Golden Ears Bridge construction in July this year
That last little gem confirms what I have been writing here for some time. As a P3, the revenues from the Bridge have yet to start flowing. But the private sector partner obviously has its hands full with the construction costs, and the way that they have been rising steeply since the project started. “Opening” the bridge, you might have thought should also be a cost borne by the bridge builder – to be recouped later from the projected $13m a year in toll revenue. Come to that “launching the Canada Line” should also have been a cost included in that P3.
There is nothing intrinsically bad about P3s – its just that this administration seems to be incapable of writing and enforcing contracts that work in the public interest. In their haste to get private sector investment into the system, far too many concessions are made.
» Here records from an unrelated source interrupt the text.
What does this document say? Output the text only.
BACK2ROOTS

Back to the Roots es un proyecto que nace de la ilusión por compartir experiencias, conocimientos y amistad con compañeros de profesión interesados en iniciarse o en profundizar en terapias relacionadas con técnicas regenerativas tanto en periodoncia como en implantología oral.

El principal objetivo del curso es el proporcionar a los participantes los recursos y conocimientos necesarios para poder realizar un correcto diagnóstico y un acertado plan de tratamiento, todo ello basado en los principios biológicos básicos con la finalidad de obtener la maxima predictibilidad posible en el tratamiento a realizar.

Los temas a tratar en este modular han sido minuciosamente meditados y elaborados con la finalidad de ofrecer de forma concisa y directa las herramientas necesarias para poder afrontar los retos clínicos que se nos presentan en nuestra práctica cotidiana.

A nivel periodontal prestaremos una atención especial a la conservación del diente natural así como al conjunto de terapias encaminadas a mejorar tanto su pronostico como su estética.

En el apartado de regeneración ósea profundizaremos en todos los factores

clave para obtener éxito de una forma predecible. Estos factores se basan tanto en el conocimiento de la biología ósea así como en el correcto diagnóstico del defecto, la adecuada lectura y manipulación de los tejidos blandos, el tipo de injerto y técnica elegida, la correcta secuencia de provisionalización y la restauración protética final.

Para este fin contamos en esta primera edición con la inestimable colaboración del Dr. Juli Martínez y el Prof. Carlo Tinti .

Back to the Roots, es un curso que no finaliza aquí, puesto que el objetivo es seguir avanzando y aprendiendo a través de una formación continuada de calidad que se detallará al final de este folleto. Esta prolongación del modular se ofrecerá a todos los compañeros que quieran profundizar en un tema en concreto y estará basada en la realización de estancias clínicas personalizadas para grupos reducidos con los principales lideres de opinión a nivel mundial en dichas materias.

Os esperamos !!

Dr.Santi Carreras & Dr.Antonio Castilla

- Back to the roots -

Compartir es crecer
It is not clear if this is simple incompetence, or a determination to get as much money into the hands of investors as possible. Either explanation is equally plausible. What we now cannot tell is what could have been achieved if a different approach had been taken.
Equally, it is clear that the set of priorities imposed by the province on the region are not the ones it would have chosen itself – whether or not the region’s politicians actually paid attention to either public opinion or the region’s legally mandated growth strategy. And that is what we are paying the price for, and will continue to do so unless the direction changes. Massive road expansions and needlessly expensive, short sections of rapid transit lines are what has lead us to the point where we are paying far too much for a very poor regional transit service. This was bad enough before we began to realise the realities of post peak oil, environmental degradation (which has not been and will not be mitigated thanks to our useless environmental “protection”) and continuing urban sprawl.
But the message for the future could not be clearer. And is the same as the one being delivered to President Elect Obama. We must stop freeway expansion now. There will still be need for refurbishment and replacement of life expired assets – like the Patullo Bridge – but the Highway #1 expansion and SFPR are not needed. Much more efficient, effective and environmentally sound investment in transit is essential – as well as a commitment to support the system’s operating and maintenance costs. Gating SkyTrain and building deep level tube railways is wasteful and irresponsible. More buses, more bus priority on street, and new light rail/tram services are essential. So are really innovative services for low density suburbs – which will otherwise become uninhabitable as gas prices start to rise inexorably. Transit oriented development must replace existing plans – and retrofitting the region to reduce car dependence is also essential. And this is not some distant goal. It is an immediate priority – and its success will be measured by a reduction in regional ghg emissions despite an increasing population.